尚、後日ユフィとポーリーも欲しがったので進呈した。流石に無駄に厚化粧するようなボケはやらなかった。まあ、ユフィはヘンリエッタにしてもらってたと言うし変な化粧はしないだろう。
そう言えば染毛スプレーなんかもあったな。これも∞だった。これで髪を染めれば変に絡まれる事はなかったんじゃないかと今更ながら思った。
「色々入って……まあ、鏡もありますのね。手に持てる大きさで、成る程、こうやって確認するのですわね。あ、これなんか誤魔化すのに良さそうですわね」
クロマリアが手にしたのは肌色ファウンデーションだ。手鏡で確認しながらファウンデーションを塗っていく。
「なるべく肌を露出しない方が良いでしょうし、服はこれでいいですわね」
と、クロマリアが服を着る。服を着れば不必要に塗る必要がない事は分かっていたようで、全身隈無く塗る事はしなかったようだ。尚、服を着る際、俺は後ろを向いていた。何はどうあれ、女性の着替えを見るものではない。
「出来ましたわ。これで如何でしょうか?」
どうやら終わったようだ。

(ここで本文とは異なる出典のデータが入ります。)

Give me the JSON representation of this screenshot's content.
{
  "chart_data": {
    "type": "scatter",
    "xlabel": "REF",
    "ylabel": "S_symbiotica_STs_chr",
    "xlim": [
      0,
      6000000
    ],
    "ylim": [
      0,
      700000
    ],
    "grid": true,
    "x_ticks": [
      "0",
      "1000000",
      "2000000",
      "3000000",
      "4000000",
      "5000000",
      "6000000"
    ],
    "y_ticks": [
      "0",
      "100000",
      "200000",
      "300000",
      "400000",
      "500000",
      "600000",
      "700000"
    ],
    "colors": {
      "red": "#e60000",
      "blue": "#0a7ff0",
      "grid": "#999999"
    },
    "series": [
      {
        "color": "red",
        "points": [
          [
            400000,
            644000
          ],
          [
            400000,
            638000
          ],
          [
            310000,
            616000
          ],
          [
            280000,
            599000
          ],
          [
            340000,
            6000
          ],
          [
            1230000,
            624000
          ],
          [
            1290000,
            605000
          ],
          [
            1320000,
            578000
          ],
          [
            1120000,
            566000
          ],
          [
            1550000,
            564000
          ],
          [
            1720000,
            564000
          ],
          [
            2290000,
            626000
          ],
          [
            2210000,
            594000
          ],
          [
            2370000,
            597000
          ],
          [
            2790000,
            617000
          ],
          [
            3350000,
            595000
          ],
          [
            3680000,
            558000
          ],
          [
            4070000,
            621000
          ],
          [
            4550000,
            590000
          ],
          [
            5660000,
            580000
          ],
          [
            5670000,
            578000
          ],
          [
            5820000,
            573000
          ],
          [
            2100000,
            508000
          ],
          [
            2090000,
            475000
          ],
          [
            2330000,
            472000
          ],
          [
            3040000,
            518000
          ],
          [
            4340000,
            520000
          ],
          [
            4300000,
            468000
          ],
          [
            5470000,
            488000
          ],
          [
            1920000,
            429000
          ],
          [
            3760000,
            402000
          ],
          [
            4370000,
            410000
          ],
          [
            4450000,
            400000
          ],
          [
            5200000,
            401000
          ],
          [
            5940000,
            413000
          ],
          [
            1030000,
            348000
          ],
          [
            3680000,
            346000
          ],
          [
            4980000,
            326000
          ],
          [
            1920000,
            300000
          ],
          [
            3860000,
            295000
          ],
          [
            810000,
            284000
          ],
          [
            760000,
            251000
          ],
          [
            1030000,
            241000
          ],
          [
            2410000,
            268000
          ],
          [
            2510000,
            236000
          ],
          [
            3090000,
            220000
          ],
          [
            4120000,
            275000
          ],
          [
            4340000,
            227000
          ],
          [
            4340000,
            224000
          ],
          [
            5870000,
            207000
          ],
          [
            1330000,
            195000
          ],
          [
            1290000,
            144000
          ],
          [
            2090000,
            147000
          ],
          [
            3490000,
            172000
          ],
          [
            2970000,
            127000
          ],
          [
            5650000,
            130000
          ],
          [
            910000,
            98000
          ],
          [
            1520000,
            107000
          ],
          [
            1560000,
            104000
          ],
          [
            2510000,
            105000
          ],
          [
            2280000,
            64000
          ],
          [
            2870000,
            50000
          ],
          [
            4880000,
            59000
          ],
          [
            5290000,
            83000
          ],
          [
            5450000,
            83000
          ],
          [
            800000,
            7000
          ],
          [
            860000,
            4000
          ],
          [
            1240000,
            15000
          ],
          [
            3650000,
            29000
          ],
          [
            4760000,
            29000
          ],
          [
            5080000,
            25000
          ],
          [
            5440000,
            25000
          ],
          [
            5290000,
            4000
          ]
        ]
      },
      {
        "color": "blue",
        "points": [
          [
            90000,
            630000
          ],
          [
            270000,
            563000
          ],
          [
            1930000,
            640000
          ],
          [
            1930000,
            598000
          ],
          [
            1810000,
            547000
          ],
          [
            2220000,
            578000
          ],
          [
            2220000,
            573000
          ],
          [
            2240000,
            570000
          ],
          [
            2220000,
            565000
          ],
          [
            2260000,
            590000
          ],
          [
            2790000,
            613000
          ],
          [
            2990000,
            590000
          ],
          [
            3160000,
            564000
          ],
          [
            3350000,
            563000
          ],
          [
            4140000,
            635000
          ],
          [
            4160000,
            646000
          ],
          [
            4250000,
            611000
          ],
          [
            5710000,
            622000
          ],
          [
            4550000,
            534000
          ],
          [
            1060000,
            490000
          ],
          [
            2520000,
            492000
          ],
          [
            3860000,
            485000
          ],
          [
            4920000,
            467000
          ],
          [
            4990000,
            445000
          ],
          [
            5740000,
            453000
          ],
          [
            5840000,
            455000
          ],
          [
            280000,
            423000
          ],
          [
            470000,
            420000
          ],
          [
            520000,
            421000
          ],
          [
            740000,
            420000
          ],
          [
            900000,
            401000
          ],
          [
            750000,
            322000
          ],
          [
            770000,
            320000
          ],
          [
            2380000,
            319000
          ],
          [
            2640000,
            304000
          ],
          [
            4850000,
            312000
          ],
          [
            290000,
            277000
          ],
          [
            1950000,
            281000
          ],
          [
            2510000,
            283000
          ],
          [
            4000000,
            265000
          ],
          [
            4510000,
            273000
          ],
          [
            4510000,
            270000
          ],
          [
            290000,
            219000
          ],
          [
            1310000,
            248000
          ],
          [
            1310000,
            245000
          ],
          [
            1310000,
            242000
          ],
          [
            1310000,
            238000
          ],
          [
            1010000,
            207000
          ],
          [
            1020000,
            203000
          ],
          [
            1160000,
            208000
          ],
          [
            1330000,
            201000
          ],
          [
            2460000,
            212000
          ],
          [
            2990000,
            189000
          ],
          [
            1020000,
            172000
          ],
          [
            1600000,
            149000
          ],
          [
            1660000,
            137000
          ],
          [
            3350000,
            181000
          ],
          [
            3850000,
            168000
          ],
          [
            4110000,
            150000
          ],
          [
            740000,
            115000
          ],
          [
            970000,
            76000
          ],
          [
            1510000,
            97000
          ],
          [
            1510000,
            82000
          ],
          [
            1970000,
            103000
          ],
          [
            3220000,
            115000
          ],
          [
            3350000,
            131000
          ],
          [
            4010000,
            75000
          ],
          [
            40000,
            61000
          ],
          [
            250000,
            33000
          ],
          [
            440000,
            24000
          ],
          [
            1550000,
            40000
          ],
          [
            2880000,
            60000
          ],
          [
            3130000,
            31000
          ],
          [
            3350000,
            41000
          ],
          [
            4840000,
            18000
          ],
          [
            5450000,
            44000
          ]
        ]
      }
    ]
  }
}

そこにいたのはグラマラスなハーフエルフ。服は娼婦が着るようなきわどいものではなく、露出が低いもの。どちらかと言えば清楚な感じだ。袖は長く、二の腕まで隠れている。スカートも踝を隠す程のロングスカート。彼女本来の青い肌は見えない。ただ白目が黒目なのだが……
サングラスってこの世界にあったっけ?
――一応存在します。かなり高額ですが。
なら問題ないか。俺はクロマリアにサングラスを手渡す。流石に消費アイテムではないので、これだけしか無いが。
「あらあら、こんな高価なものまで。私、貴方にどれだけサービスをしなければならないのでしょう」
と、にっこり微笑むクロマリア。いや、しなくていいです。と言うか……
「やるとは言ってないんだが……」
「あら、これは失礼しましたわ。少し舞い上がってしまったようですわね」
クロマリアはてへっと舌を出す。どちらかと言えば妖艶な感じのクロマリアだが、こういう可愛い仕草もするんだな。娼婦はそういう男心を掴む術を持っていますの、とはクロマリアの言。
因みにサングラスの価格は3000ディール。うん、高いな。
「では、そのアンナさんの元まで案内してくださいませ」
準備も出来、俺達は黄金の林檎亭へ戻った。アンナちゃんの心を治す為に。
「ねぇ、ソーマ様、ご利用の際は是非私をご指名くださいませ。その時はたっぷりとサービス致しますわ。口でも、胸でも、当然……でも」
……この人、夢魔じゃなくて淫魔ではなかろうか?
やっぱりサキュバス脳なクロマリア。